Using heapq.nsmallest() (Python Standard Library)
Python's built-in heapq module provides nsmallest(), which uses a heap data structure to efficiently find the k smallest elements. This works on any iterable and doesn't require NumPy.
import numpy as np
import heapq
arr = np.array([23, 12, 1, 3, 4, 5, 6])
k = 4
result = heapq.nsmallest(k, arr.tolist())
print("Array:", arr)
print(f"{k} smallest elements:", result)
Output:
Array: [23 12 1 3 4 5 6]
4 smallest elements: [1, 3, 4, 5]
heapq.nsmallest() returns a sorted Python list, not a NumPy array. It requires converting the NumPy array to a list first (.tolist()), which adds overhead. For NumPy workflows, prefer np.partition() or np.argpartition().

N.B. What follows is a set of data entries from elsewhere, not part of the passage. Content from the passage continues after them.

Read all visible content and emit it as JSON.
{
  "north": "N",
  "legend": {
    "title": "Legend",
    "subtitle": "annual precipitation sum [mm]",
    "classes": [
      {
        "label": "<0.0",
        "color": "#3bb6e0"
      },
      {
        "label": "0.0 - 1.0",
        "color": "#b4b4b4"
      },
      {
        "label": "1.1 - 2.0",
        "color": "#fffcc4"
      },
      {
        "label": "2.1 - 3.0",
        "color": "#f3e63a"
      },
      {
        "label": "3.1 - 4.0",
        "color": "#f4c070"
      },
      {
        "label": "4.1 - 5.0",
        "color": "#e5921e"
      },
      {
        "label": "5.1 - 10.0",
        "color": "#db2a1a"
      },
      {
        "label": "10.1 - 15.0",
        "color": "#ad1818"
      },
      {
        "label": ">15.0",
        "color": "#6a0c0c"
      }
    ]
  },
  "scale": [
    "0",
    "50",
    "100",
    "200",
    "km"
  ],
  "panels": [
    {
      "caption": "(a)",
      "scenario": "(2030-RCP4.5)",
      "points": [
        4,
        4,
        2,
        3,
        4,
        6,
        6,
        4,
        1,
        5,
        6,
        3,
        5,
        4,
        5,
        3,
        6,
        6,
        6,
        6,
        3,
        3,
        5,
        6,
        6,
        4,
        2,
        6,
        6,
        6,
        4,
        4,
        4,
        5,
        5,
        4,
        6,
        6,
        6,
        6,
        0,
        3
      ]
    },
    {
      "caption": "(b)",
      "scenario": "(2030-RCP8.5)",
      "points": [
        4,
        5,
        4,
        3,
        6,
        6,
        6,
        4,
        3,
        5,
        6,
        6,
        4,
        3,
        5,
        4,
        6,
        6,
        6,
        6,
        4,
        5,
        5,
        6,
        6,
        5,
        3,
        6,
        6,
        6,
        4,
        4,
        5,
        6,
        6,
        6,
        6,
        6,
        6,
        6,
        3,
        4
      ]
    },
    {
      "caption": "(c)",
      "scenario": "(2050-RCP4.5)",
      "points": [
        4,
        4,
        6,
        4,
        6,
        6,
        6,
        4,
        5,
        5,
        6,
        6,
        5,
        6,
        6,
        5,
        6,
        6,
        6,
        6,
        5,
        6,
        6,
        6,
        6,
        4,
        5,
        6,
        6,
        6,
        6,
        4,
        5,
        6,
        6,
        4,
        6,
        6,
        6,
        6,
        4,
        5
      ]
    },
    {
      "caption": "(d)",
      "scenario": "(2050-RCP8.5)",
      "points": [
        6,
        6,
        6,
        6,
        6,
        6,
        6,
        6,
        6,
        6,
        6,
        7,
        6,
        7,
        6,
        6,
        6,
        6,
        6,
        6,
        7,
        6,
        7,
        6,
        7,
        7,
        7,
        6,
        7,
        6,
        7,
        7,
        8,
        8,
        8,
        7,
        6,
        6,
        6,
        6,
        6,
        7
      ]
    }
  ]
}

Practical Example: Finding K Smallest in a 2D Array
In real-world scenarios, you might need the k smallest values from a multi-dimensional array. Here's how to handle that:
import numpy as np
# 2D array of sensor readings
data = np.array([
[45, 12, 67],
[3, 89, 23],
[56, 7, 41]
])
k = 4
# Flatten, find k smallest, then sort
flat = data.ravel()
result = np.sort(np.partition(flat, k)[:k])
print("2D Array:")
print(data)
print(f"\n{k} smallest values across entire array:", result)
Output:
2D Array:
[[45 12 67]
[ 3 89 23]
[56 7 41]]
4 smallest values across entire array: [ 3 7 12 23]
Comparison of Approaches
| Method | Time Complexity | Returns Sorted? | Returns Indices? | Best For |
|---|---|---|---|---|
np.partition() | O(n) | ❌ | ❌ | Large arrays (recommended) |
np.argpartition() | O(n) | ❌ | ✅ | When you need positions |
np.sort() | O(n log n) | ✅ | ❌ | Small arrays or full sort needed |
heapq.nsmallest() | O(n log k) | ✅ | ❌ | Non-NumPy workflows |
Finding the K Largest Values
All these methods work for finding the k largest values too - simply adjust the approach:
import numpy as np
arr = np.array([23, 12, 1, 3, 4, 5, 6])
k = 3
# K largest using np.partition()
result = np.partition(arr, -k)[-k:]
print(f"{k} largest elements:", np.sort(result))
Output:
3 largest elements: [ 6 12 23]
Using -k as the partition index places the k largest elements at the end of the partially sorted array.
Conclusion
For finding the k smallest values in a NumPy array, np.partition() is the best choice for most scenarios - it runs in linear time and scales efficiently to large datasets.
- Use
np.argpartition()when you also need the indices of those elements. - Fall back to
np.sort()for simplicity on small arrays. - Use
heapq.nsmallest()when working outside the NumPy ecosystem.
Remember that np.partition() doesn't guarantee sorted order within the k elements, so add a secondary sort on the result if ordering matters.